Things usually got better from there and I have many happy memories of our stays - which made me nervous about this trip, since I suspected Howard and I weren't as organised and grown-up as my parents and would fail horribly at looking after ourselves.
I needn't have worried. We went to bed before midnight and got up before noon, just about, we didn't run out of anything, and the gîte was so well-equipped that we didn't need the bedlinen and mugs I remember callmemadam packing in my childhood - or even our emergency stash of sugar, salt and loo roll.
The gîte itself was beautiful: set below and away from a quiet, narrow road, among oak trees that kept fooling us into thinking it was raining, it was half-timbered and pointy-roofed in the traditional style of the region.

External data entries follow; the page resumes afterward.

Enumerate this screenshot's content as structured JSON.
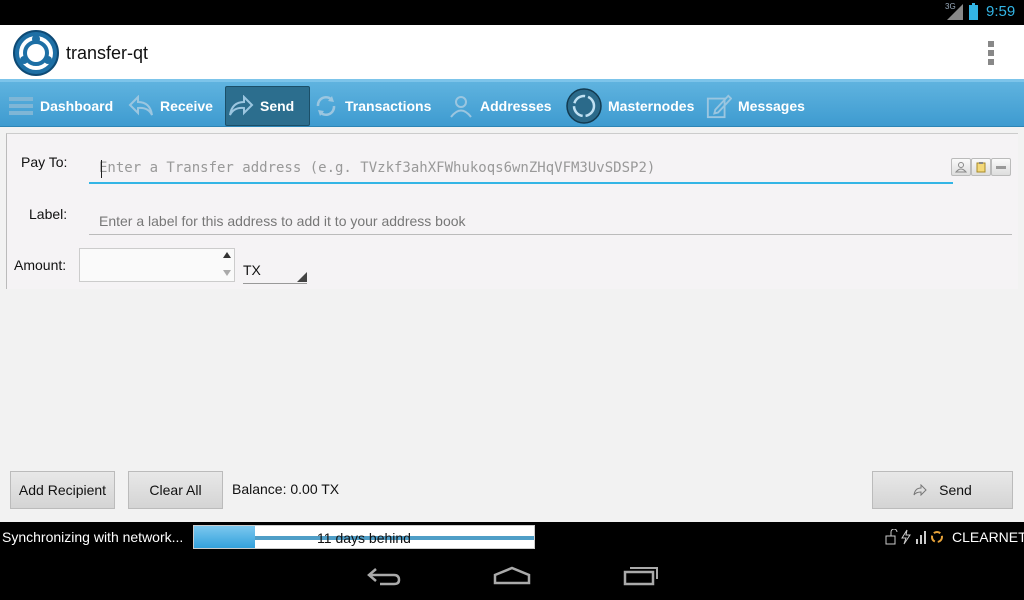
{
  "status_bar": {
    "network": "3G",
    "time": "9:59",
    "accent": "#33b5e5"
  },
  "app": {
    "title": "transfer-qt"
  },
  "toolbar": {
    "items": [
      {
        "label": "Dashboard",
        "icon": "dashboard-icon"
      },
      {
        "label": "Receive",
        "icon": "receive-arrow-icon"
      },
      {
        "label": "Send",
        "icon": "send-arrow-icon",
        "active": true
      },
      {
        "label": "Transactions",
        "icon": "transactions-icon"
      },
      {
        "label": "Addresses",
        "icon": "person-icon"
      },
      {
        "label": "Masternodes",
        "icon": "masternode-icon"
      },
      {
        "label": "Messages",
        "icon": "pencil-icon"
      }
    ]
  },
  "form": {
    "pay_to_label": "Pay To:",
    "pay_to_placeholder": "Enter a Transfer address (e.g. TVzkf3ahXFWhukoqs6wnZHqVFM3UvSDSP2)",
    "label_label": "Label:",
    "label_placeholder": "Enter a label for this address to add it to your address book",
    "amount_label": "Amount:",
    "amount_value": "",
    "unit": "TX"
  },
  "buttons": {
    "add_recipient": "Add Recipient",
    "clear_all": "Clear All",
    "send": "Send"
  },
  "balance_text": "Balance: 0.00 TX",
  "sync": {
    "text": "Synchronizing with network...",
    "progress_label": "11 days behind",
    "progress_fraction": 0.18
  },
  "network": {
    "mode": "CLEARNET"
  }
}
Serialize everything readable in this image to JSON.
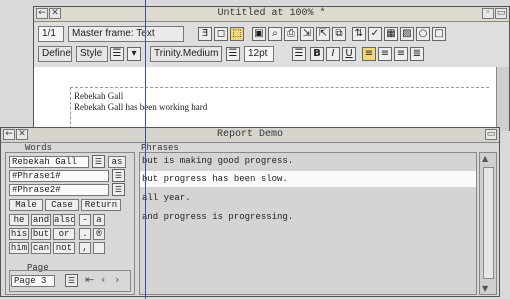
{
  "editor": {
    "title": "Untitled at 100% *",
    "page_count": "1/1",
    "master_frame": "Master frame: Text",
    "define_label": "Define",
    "style_label": "Style",
    "font_name": "Trinity.Medium",
    "font_size": "12pt",
    "bold": "B",
    "italic": "I",
    "underline": "U",
    "doc_lines": [
      "Rebekah Gall",
      "Rebekah Gall has been working hard"
    ]
  },
  "report": {
    "title": "Report Demo",
    "words_heading": "Words",
    "phrases_heading": "Phrases",
    "name_value": "Rebekah Gall",
    "as_label": "as",
    "phrase1": "#Phrase1#",
    "phrase2": "#Phrase2#",
    "male_label": "Male",
    "case_label": "Case",
    "return_label": "Return",
    "word_buttons": [
      "he",
      "and",
      "also",
      "his",
      "but",
      "or",
      "him",
      "can",
      "not"
    ],
    "punct_buttons": [
      "-",
      "a",
      ".",
      "®",
      ",",
      ""
    ],
    "page_heading": "Page",
    "page_value": "Page 3",
    "phrases": [
      "but is making good progress.",
      "but progress has been slow.",
      "all year.",
      "and progress is progressing."
    ]
  }
}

It looked about two hundred years old; in fact it was younger than me. The high ceilings made it feel spacious and most rooms had two possible exits, allowing many moments of drawing-room farce.

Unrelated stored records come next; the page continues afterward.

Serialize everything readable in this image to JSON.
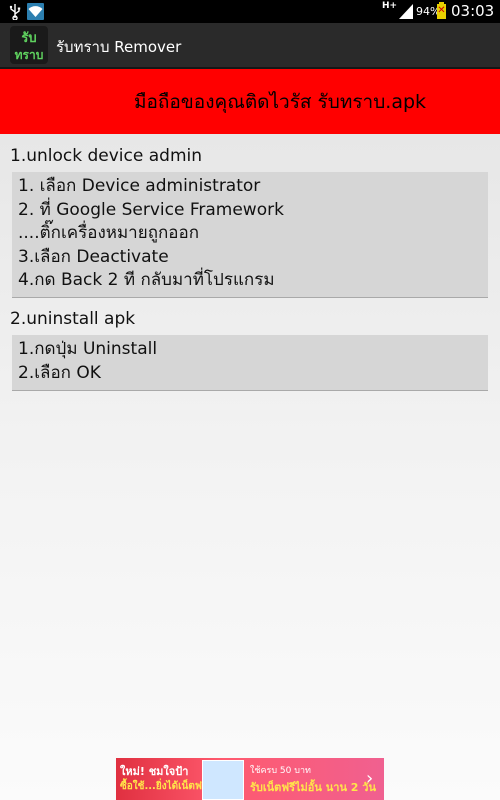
{
  "status_bar": {
    "network": "H+",
    "battery_percent": "94%",
    "time": "03:03"
  },
  "action_bar": {
    "app_icon_text": "รับทราบ",
    "title": "รับทราบ Remover"
  },
  "banner": {
    "text": "มือถือของคุณติดไวรัส รับทราบ.apk"
  },
  "sections": [
    {
      "title": "1.unlock device admin",
      "lines": [
        "1. เลือก Device administrator",
        "2. ที่ Google Service Framework",
        "....ติ๊กเครื่องหมายถูกออก",
        "3.เลือก Deactivate",
        "4.กด Back 2 ที กลับมาที่โปรแกรม"
      ]
    },
    {
      "title": "2.uninstall apk",
      "lines": [
        "1.กดปุ่ม Uninstall",
        "2.เลือก OK"
      ]
    }
  ],
  "ad": {
    "line1": "ใหม่! ชมใจป้า",
    "line2": "ซื้อใช้...ยิ่งได้เน็ตฟรี",
    "line3": "ใช้ครบ 50 บาท",
    "line4": "รับเน็ตฟรีไม่อั้น นาน 2 วัน"
  },
  "colors": {
    "banner": "#ff0000",
    "action_bar": "#2a2a2a",
    "box": "#d6d6d6"
  }
}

It made a welcome change to be based in the same spot, rather than each day being a 300-mile slog to the next hotel, and to start each day in relaxed fashion instead of loading all our luggage onto the bikes for a 9:30 departure.
We read. We watched DVDs. We played Tomb Raider: Underworld on my DS Lite. We fed acorns and melon rinds to the five goats who lived in a run behind the gîte (one was particularly bossy and greedy, and had to be distracted if you wanted to give a treat to any of the others). We ate an unfeasible amount of cheese (including the regional speciality, Camembert) and had exceptionally vivid dreams.
To be honest, I would have been perfectly happy to spend the entire holiday at the kitchen table eating cheese and drinking cider, with occasional forays to the Intermarché for further supplies. But we made ourselves go out and do stuff occasionally.